Внезапно ослабев, как спущенная лучником тетива, Марианна слушала извергаемый на нее Язоном поток оскорблений с таким восхищением, словно это была райская музыка. Ее не интересовало, каким чудом он оказался здесь, каким образом он вырвал ее из огня, когда она совсем недавно видела, что он ушел. Единственным, имевшим для нее значение, было его присутствие. Его гнев являлся доказательством интереса к ней, и, чтобы он оставался так, на коленях, Марианна готова была до конца ночи выслушивать оскорбления. Даже боль в зажатых запястьях казалась радостью.
Со вздохом удовлетворения, не обращая внимания на свои раны, она снова легла на траву и от всего сердца улыбнулась темному силуэту своего друга.
– Язон! – прошептала она. – Вы здесь… вы вернулись.
Он резко отпустил ее и замолчал, в каком-то отупении глядя на распростершееся перед ним грациозное тело, едва прикрытое остатками платья, среди которых выступали кровоточащие раны. Отбросил назад слипшиеся волосы, стараясь усмирить смешанный с гневом страх, охвативший его, когда в неистово несущейся к огню женщине он узнал Марианну. И теперь она смотрела на него громадными, блестящими от слез глазами, она смотрела на него улыбаясь, словно мучительные ожоги не терзали ее тело, словно она не чувствовала их… Но и он сам не ощущал ожогов от огня, который он потушил своим телом, охваченный радостью, что пришел вовремя. Никогда еще он не испытывал такой неимоверной усталости. Будто эти последние минуты исчерпали всю его энергию…
Марианна же была в полном восторге. Окружавший их неистовый мир совершенно исчез для нее. Остался только этот человек, без слов смотревший на нее, тяжело дыша, ибо сердце его слишком сильно стучало в груди. Ей захотелось прикоснуться к нему, обрести в его силе слишком долго ожидаемое убежище, и она протянула руки, чтобы привлечь его к себе. Но эта попытка завершилась криком агонии. Острая боль разорвала ее внутренности.
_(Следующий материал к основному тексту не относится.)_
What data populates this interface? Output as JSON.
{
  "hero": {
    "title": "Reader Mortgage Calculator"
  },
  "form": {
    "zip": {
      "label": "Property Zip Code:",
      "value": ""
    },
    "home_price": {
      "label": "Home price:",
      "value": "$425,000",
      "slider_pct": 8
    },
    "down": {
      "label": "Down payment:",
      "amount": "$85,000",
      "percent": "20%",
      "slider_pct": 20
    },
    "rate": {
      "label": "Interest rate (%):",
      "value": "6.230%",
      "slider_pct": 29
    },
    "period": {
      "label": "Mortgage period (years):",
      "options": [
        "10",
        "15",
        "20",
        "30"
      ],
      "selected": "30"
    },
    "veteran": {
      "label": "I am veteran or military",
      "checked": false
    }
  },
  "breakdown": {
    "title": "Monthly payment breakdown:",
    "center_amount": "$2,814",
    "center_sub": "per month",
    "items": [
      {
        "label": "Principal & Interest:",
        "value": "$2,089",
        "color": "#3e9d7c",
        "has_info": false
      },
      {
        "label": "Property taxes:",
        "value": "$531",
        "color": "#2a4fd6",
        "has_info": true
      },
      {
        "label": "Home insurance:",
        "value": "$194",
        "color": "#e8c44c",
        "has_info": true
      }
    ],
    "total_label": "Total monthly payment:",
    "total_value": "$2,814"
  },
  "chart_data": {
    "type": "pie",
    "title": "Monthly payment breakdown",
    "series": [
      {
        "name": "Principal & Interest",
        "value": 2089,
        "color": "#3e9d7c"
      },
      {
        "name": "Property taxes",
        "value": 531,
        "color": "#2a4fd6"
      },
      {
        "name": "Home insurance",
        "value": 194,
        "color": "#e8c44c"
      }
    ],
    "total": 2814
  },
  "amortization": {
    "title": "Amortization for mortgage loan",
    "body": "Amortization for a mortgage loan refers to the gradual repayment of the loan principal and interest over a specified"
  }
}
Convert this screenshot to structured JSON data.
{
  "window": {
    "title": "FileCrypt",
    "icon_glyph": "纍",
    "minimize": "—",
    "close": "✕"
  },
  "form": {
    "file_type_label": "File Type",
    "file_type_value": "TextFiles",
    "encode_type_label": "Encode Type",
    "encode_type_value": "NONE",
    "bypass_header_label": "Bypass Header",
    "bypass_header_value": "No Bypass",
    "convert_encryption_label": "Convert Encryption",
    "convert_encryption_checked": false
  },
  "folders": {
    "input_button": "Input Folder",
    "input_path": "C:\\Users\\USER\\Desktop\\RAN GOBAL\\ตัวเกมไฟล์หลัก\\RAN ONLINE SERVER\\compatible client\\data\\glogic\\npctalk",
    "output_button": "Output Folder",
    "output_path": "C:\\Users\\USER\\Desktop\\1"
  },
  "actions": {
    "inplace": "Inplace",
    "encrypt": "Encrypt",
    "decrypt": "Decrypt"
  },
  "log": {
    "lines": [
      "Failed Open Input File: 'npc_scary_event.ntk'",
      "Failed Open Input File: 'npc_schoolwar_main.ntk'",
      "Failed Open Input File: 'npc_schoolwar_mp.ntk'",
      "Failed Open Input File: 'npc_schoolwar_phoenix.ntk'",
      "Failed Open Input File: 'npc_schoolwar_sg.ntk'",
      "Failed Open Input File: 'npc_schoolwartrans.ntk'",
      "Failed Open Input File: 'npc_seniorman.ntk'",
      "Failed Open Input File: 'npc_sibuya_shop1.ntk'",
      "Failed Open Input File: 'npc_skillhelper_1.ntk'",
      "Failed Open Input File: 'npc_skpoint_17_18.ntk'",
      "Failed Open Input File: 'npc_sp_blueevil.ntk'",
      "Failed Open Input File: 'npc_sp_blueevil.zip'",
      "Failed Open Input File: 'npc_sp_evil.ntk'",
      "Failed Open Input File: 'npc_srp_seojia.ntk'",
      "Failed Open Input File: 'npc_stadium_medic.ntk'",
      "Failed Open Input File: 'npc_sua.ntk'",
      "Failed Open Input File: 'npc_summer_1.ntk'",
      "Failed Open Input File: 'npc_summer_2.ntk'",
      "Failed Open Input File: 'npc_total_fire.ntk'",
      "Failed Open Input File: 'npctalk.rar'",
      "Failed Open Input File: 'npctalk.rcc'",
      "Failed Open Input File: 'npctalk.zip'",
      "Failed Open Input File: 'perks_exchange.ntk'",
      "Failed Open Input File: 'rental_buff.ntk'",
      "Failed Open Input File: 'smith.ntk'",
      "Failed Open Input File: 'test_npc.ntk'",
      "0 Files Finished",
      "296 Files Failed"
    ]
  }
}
Язон мгновенно вскочил и недоумевающе смотрел, как Марианна корчится у его ног.
– Что… что с вами? Вы ранены?
– Не знаю… у меня болит… У меня… О!..
Он снова склонился к ней, желая поддержать голову, но продолжительный стон вырвался из обескровленных губ, тогда как тело выгнулось дугой в приступе новой боли. Когда эта боль утихла, посеревшая Марианна дышала, как загнанное животное. Она бросила на Язона, почти такого же бледного, как она, потрясенный взгляд. Что-то теплое потекло у нее по ногам, и молнией мелькнула мысль о происходящем.
– Мой… мой ребенок! – простонала она. – Я… теряю его!..
– Как?.. Вы… беременны?
Она утверждающе опустила веки, экономя силы, ибо новая боль рождалась в ее чреве.
– В самом деле! Вы же замужем! А где ваш князь, светлейшее сиятельство?
Как мог он насмехаться над нею, видя ее страдания? Она изо всех сил вцепилась в его руку, чтобы легче бороться с болью, затем простонала:
– Я не знаю! Очень далеко! В Италии… Сжальтесь… позовите кого-нибудь на помощь! Ребенок… Император… я хотела бы…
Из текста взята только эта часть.